Hello everyone,
I have experienced several critical failures since MAAS 3.3 including failed commissioning and deployment. Since those nodes are always wiped and clean, MAAS binaries are downloaded integrally from Snap, and the network is just a simple L2 switch, it must be something fantastic like data consistency inside of the database led to the error. We need some tool or built-in function to validate the running configuration of MAAS.
Thank you.
Hi @maasuser1
Can you please provide more details about the failure you have?
Was there anything interesting in rackd and regiond logs?
Since those nodes are always wiped and clean
In case of a failed deployment you can use Rescue mode and inspect the state of your machine.

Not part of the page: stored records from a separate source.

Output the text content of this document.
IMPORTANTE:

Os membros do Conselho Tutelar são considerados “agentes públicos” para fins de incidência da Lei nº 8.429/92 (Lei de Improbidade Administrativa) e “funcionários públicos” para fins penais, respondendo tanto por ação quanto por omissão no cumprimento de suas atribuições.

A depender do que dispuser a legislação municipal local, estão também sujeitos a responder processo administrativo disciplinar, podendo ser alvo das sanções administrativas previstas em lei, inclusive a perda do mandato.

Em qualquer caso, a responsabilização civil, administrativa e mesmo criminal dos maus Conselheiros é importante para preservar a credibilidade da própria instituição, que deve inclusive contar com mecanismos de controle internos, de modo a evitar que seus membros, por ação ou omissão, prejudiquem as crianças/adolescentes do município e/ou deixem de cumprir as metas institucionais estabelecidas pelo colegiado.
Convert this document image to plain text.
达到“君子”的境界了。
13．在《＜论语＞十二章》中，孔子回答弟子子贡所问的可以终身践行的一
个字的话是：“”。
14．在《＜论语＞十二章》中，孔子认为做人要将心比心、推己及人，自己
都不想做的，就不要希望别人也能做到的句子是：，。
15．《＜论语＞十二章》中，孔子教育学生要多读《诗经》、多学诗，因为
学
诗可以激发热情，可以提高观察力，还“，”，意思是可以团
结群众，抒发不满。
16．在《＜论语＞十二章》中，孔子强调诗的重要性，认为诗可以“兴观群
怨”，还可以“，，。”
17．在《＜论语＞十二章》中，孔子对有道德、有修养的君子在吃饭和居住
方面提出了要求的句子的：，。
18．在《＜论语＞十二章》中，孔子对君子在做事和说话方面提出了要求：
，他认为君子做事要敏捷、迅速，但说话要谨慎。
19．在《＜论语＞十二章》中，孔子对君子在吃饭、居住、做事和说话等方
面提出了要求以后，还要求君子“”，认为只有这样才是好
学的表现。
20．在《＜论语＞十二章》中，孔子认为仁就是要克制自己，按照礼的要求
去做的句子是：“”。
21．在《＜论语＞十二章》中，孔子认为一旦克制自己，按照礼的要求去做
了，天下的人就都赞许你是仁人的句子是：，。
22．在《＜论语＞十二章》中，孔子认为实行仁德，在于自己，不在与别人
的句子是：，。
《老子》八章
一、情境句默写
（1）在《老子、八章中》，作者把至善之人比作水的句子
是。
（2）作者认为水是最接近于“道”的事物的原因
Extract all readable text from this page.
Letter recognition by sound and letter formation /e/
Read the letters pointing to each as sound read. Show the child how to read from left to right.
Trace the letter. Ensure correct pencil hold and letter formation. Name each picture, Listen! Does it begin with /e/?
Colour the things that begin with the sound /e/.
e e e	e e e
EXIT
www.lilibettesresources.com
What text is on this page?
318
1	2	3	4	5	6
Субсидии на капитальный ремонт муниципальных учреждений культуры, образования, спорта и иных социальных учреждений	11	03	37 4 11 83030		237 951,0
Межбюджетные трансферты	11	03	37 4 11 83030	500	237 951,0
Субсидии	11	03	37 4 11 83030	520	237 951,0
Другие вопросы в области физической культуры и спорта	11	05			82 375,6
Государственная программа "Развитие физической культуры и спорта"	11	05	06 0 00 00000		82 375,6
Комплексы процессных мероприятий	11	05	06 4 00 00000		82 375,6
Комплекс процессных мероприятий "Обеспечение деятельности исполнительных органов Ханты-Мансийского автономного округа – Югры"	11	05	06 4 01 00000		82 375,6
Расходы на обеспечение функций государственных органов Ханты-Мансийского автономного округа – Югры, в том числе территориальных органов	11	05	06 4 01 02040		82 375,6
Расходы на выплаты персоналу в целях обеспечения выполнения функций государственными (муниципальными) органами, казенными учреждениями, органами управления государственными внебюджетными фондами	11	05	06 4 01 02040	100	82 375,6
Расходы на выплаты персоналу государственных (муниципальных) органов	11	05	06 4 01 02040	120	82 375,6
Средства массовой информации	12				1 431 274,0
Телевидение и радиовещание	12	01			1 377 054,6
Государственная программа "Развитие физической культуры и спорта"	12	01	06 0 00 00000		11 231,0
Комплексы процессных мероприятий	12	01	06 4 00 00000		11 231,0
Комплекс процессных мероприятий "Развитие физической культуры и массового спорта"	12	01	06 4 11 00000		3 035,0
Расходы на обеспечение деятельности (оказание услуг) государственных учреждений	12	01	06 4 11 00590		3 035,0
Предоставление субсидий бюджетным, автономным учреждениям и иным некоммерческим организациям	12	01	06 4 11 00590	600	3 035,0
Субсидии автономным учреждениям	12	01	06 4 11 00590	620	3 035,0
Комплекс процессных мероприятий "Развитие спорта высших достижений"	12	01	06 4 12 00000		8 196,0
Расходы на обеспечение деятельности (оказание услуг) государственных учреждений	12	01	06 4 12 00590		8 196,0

Hi @troyanov , thanks for your reply.
Since those nodes are always wiped and clean
I wanted to say: all my machine nodes are wiped into a clean state after the “Release” process, and MAAS binaries are the latest stable version from the upstream. If there is anything that can cause those bugs on me solely, must be some data inconsistency problem in our database rather then MAAS itself.
Sorry for delay.
Regarding LP:2097302 I think it should be fixed now, as it is very likely was caused by a cloud-init bug
As for the database-integrity check: I don’t think it is possible at the moment, but we are working on improving state handling in general.
Thank you @troyanov !
This topic was automatically closed 2 days after the last reply. New replies are no longer allowed.